Voorzitter | Robert-Jan Galjaard |
Secretaris | Juliette Schuurmans |
Contact | juliette.schuurmans@mumc.nl |
Definitie Preconceptie Dragerschapscreening
Met dragerschapscreening wordt bedoeld het screenen op dragerschap van autosomaal recessieve en/of X-linked aandoeningen bij een negatieve persoonlijke- en/of familie anamnese. Dragerschapscreening heeft als doel dragerparen in staat te stellen tijdig informatie over hun verhoogde risico op het krijgen van een kind met een ernstige erfelijke aandoening te verkrijgen. Hierdoor kunnen zij goed geïnformeerd reproductieve beslissingen nemen. Bij voorkeur vindt dragerschapscreening plaats voor de zwangerschap (preconceptioneel), zodat dragerparen maximale reproductieve mogelijkheden geboden kunnen worden.

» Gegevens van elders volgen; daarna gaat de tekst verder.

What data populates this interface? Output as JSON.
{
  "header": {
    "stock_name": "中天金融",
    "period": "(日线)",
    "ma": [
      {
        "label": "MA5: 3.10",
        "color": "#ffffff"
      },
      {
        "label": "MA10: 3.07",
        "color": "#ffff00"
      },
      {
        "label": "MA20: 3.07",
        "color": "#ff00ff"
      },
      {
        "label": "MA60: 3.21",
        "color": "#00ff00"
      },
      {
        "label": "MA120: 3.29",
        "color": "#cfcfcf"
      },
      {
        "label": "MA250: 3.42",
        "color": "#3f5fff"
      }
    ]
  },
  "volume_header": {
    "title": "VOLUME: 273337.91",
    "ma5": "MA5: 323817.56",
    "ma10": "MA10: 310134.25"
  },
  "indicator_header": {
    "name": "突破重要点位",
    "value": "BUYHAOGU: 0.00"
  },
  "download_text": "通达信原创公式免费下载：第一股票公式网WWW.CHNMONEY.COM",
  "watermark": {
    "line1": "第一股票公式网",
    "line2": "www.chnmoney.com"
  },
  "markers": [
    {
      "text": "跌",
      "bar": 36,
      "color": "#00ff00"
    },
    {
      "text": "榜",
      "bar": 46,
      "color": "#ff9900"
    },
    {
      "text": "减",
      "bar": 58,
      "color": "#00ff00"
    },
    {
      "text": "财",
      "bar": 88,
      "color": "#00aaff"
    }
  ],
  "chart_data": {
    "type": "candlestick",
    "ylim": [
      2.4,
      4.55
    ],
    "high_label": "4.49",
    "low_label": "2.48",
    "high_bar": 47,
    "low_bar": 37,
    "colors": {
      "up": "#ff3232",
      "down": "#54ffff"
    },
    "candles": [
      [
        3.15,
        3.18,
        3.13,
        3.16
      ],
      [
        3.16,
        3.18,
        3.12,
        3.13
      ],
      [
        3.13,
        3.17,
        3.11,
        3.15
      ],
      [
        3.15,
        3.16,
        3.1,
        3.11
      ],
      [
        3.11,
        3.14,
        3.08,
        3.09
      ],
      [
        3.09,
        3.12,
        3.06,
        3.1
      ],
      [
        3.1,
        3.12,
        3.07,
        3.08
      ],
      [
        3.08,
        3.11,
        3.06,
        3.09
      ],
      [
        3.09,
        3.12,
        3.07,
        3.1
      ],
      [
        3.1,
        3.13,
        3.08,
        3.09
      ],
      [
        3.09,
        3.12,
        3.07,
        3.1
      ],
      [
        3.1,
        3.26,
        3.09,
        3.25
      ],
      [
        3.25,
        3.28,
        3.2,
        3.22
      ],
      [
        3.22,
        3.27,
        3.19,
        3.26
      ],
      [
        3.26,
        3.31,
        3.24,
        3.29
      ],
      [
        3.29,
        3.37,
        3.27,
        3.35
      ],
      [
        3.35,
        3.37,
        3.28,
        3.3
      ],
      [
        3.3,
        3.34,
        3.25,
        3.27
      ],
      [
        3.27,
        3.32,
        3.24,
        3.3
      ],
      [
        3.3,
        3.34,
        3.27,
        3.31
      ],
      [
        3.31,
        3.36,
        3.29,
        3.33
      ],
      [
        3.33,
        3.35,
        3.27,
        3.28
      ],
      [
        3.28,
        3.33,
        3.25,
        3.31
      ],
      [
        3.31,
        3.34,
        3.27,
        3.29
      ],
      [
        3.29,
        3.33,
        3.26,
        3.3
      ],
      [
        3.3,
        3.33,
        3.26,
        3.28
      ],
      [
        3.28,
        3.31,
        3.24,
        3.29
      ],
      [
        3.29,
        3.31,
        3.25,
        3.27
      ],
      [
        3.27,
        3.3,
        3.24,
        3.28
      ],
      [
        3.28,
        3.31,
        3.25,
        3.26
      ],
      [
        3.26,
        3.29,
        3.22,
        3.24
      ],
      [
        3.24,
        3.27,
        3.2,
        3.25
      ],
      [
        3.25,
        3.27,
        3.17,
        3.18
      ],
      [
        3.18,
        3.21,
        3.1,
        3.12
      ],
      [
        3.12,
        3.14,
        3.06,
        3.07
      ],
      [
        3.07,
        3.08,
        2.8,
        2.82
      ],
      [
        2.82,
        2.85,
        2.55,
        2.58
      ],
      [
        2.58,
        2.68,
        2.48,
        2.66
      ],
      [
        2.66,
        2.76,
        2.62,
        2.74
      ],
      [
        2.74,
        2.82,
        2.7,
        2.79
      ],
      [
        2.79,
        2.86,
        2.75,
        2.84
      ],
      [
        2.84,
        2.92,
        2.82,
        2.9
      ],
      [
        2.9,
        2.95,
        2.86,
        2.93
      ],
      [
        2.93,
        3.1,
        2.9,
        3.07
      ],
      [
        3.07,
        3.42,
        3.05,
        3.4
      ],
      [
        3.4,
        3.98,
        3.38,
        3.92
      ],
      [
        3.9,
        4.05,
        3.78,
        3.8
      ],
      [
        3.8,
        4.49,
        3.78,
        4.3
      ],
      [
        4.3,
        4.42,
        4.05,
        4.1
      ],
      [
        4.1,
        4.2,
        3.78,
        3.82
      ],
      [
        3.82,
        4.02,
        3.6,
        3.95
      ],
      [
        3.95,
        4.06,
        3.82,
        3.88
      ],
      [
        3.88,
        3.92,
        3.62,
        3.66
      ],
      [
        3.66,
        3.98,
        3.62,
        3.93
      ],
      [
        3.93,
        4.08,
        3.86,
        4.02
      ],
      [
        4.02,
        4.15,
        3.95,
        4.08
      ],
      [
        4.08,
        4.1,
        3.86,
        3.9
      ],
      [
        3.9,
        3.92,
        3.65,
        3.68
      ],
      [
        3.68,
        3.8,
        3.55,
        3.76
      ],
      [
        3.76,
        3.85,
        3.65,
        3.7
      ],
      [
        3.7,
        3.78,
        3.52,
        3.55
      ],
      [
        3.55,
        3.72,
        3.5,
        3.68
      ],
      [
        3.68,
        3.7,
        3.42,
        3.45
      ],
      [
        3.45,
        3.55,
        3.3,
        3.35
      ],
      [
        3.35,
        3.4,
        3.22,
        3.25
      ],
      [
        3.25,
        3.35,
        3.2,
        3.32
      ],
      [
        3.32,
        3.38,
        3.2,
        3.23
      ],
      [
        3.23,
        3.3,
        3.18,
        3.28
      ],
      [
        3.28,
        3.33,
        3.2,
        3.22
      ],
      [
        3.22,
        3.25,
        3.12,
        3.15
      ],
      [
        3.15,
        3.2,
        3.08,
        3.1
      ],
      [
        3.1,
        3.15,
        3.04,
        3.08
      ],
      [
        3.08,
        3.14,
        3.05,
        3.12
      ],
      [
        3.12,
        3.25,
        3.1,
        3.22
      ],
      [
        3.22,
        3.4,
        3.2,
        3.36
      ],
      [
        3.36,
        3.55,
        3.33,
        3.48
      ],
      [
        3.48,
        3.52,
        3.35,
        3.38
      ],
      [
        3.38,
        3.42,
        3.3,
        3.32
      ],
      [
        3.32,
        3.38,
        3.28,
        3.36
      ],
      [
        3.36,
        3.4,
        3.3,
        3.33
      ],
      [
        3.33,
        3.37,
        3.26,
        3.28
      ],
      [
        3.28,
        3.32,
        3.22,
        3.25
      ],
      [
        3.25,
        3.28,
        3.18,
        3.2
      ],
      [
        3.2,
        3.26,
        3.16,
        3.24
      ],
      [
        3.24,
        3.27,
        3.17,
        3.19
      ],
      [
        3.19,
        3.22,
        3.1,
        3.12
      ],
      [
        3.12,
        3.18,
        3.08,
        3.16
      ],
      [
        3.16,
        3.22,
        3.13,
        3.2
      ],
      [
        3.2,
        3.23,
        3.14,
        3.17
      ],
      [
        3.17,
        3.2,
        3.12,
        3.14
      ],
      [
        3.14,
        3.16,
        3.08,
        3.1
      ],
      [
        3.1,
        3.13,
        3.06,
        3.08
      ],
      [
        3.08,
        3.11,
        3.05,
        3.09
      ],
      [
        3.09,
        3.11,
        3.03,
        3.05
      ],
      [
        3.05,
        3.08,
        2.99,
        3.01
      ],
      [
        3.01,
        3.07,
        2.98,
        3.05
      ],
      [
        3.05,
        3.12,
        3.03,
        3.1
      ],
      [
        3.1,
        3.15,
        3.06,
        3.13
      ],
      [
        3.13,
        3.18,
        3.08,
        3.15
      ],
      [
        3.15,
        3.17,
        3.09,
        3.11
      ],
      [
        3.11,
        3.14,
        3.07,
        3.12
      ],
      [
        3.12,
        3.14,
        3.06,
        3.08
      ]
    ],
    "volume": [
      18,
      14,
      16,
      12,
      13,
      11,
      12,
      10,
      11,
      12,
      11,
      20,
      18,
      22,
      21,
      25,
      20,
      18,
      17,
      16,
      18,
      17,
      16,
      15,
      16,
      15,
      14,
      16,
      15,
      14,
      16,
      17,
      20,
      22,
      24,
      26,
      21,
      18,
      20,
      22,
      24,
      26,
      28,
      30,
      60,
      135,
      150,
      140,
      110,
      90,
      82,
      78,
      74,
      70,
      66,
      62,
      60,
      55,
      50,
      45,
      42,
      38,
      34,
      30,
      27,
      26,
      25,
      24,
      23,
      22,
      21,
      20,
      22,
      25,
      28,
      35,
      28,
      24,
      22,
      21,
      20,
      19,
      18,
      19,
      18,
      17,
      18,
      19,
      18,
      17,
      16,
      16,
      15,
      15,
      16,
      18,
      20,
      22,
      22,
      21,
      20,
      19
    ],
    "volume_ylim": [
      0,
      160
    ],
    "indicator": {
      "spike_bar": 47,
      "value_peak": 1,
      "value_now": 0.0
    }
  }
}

Dragerschapscreening kan gericht zijn op het vaststellen van dragerschap van een enkele aandoening of meerdere ziekten tegelijk. De screening kan gericht zijn op individuen of paren, specifieke risicogroepen of op de algemene bevolking. Dragerschapscreening is niet gelijk aan diagnostiek, zoals het testen van dragerschap binnen aangedane families.
Doelstelling
De gecombineerde VKGN/VKGL Werkgroep Preconceptie Dragerschapscreening (WPCS) heeft als doel te komen tot kwaliteitsrichtlijnen met betrekking tot het aanbod en de uitvoering van preconceptie dragerschapscreening. Het doel is te streven naar het formuleren van minimale vereisten ten aanzien van de test of het testpanel, de pre- en post-test counseling, en randvoorwaarden voor verantwoorde implementatie. Ook wil het een aanspreekpunt zijn voor beleid en actief beleidsvoorstellen formuleren (o.a. aan derden).
Activiteiten
De WPCS is op 25 september 2014 opgericht. In de WPCS zijn alle Nederlandse klinisch genetische centra vertegenwoordigd. Ook zijn er buitengewone leden met specifieke expertise uitgenodigd om deel te nemen aan de werkgroep. De werkgroep komt drie keer per jaar bijeen in een fysieke vergadering (2 uur) waarin de ervaringen en de deskundigheid op het gebied van dragerschapscreening tussen de verschillende centra worden uitgewisseld. Casuïstiek wordt besproken indien dit relevant is voor het bepalen van beleid. De activiteiten van de werkgroep zijn er tevens op gericht om beleidsmakers, zorgverleners en de doelgroep meer bewust te laten worden van de huidige mogelijkheden en beperkingen van PCS.